O esporte brasileiro tomou um duro golpe na segunda-feira (30). Em reunião virtual, o Conselho de Defesa do Patrimônio Histórico, Arqueológico, Artístico e Turístico) rejeitou a proposta de tombamento do Complexo do Ibirapuera.
De acordo com o jornalista esportivo Marcelo Laguna, em artigo para o site Olímpiada Todo dia, a decisão foi a sentença de morte para uma reduzida parte da memória esportiva e cultural do país. Na prática, explica ele, o que foi definido com o não tombamento é entregar o complexo de mão beijada à privatização.
“E não precisa ser nenhum gênio para prever que o destino final não terá nada a ver com o esporte”, frisa. O complexo reúne, além do histórico Ginásio Geraldo José de Almeida (inaugurado em janeiro de 1957), o estádio de atletismo Ícaro de Castro Mello, o Parque Aquático e um ginásio menor, o Mauro Pinheiro.
No Relatório de Modelagem Econômico Financeira, o termo usado para o futuro do Ibirapuera é “shopping”. A concessão deve ser lançada pelo governo de João Doria (PSDB) ainda este mês.
“Sem o tombamento, não é possível proteger as mudanças arquitetônicas locais. Algo que não acontecerá, por exemplo, no Estádio do Pacaembu, que também foi privatizado, mas manterá toda sua estrutura e funcionalidade originais”, explica o jornalista.

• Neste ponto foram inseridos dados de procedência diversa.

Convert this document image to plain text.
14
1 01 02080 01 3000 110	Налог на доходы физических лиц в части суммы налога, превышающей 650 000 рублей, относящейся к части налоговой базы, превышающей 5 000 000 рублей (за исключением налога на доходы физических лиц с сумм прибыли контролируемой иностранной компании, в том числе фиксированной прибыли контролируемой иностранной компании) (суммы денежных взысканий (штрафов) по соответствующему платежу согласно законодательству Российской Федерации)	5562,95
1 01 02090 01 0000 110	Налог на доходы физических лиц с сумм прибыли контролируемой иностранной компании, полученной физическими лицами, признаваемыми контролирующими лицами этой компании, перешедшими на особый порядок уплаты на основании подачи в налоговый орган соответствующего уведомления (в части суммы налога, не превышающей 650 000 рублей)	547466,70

“No caso do Ibirapuera, o próprio estudo do governo do estado de São Paulo para o edital de privatização prevê a demolição do estádio de atletismo para a construção de uma arena multiuso para 20 mil pessoas. No local do parque aquático, o estudo indicava a construção de uma torre comercial e de um hotel. Já o velho Ibirapuera seria transformado em um grande shopping center, aproveitando sua estrutura. Sim, um shopping!”, aponta Laguna.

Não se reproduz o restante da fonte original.